Page 92 of Falcon


Font Size:

“Beach?” Coach shouted over comms.

“Stunned but he’s moving,” came Leo Machado’s voice. “He’s up.”

“Crown, where’s our exfil?”

“Drones show another ridge thirty meters east. A helo’s five out, but this isn’t a full evac zone.”

“Make it one,” Coach snapped.

Cary and Felipe dropped a pop flare. The team began moving, dragging Lobo across broken terrain, heat shimmering now from scattered fires. Callen held point. Return fire had scattered the hostiles, but they weren’t local militia. This was trained resistance. They were planned, funded and organized. The kind Krueger hinted at.

Bravo Team crouched low under the spinning blades of the Black Hawk, rotor wash pelting grit into open wounds. Beach leaned against the ramp, blood in his ear, eyes unfocused.

Lobo lay strapped down, Sabra working a breathing valve and Friend pumping fluids.

Sean stood at the edge of the ramp, eyes on the dark horizon. Not a word. Just war in his jaw. They were in it now. And this was just the start.

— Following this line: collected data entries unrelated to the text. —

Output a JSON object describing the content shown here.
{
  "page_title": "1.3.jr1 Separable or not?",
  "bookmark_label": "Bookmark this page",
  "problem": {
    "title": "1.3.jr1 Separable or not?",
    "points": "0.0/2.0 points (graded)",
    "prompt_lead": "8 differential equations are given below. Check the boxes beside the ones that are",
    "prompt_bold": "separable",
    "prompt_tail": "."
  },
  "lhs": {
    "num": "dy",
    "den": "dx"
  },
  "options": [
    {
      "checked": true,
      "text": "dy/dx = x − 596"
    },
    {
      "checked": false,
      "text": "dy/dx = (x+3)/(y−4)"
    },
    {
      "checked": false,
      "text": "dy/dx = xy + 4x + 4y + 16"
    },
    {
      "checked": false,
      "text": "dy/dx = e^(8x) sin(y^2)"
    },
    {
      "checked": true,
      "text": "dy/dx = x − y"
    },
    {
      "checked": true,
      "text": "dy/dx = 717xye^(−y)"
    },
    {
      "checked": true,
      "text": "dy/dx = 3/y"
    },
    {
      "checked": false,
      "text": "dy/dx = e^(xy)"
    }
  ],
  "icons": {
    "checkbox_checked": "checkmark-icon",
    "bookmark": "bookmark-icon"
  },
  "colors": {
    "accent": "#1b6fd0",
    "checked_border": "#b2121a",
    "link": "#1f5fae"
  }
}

CHASE NEW ORLEANS RECOVERY SUITE – 0815 HOURS

Shannon blinked against the morning light. Her body was stiff, her head thick. But she knew the time had come even before Mack stepped in. She was going to stand and take her first steps in over a month.

He smiled gently, chart tucked under his arm. “You ready to earn your wings, Lieutenant?”

She didn’t smile back, just nodded. She wasn’t afraid of pain. She was afraid of breaking in front of him.

Dante appeared in the doorway a second later, fresh from his second catnap, clean-shaven, sweatshirt loose on his frame. His eyes met hers and stayed.

She didn’t need to ask him to stay. He already was.

Hale followed with Hunt, wheeling in a walker with padded grips. “This is going to suck,” Hunt warned gently. “But you’ve got us. And if we time this right, the meds will hit mid-transfer.”

Mack checked her IV line. “Pain scale?”

“Six,” she muttered.

“Good,” Hunt said. “Let’s keep it under eight.”

They adjusted the bed slowly, back lifting first. Her body protested immediately, twinges in her hip, her thigh, and deep in the pit of her pelvis. She swallowed down a groan.

“Take your time.” Hale kneeled beside the bed. “You control this.”

“I’m good.” But her hands gripped the sheets.

Mack offered her a strap. “You’ll use this to help pull forward.”

She nodded then breathed once. And tried.

Every inch upward was like sandpaper dragging over nerve endings. Sweat broke across her brow. Her lips parted.

“Shan,” Dante said softly. “Look at me. I’m right here.”

Her jaw clenched as she swung her legs over the side. The movement torched her hip. Her right foot found the ground. Her left trembled, and she nearly crumpled.

But Dante stepped in, one arm braced behind her back, the other under her arm. “Lean on me.”

She did. The walker came into reach. She clutched it, breathing hard, swaying.

Her teeth were gritted, but she didn’t cry. Not in front of Mack. Not in front of her dad. Not even in front of Sam. But Dante? She didn’t have to hide it.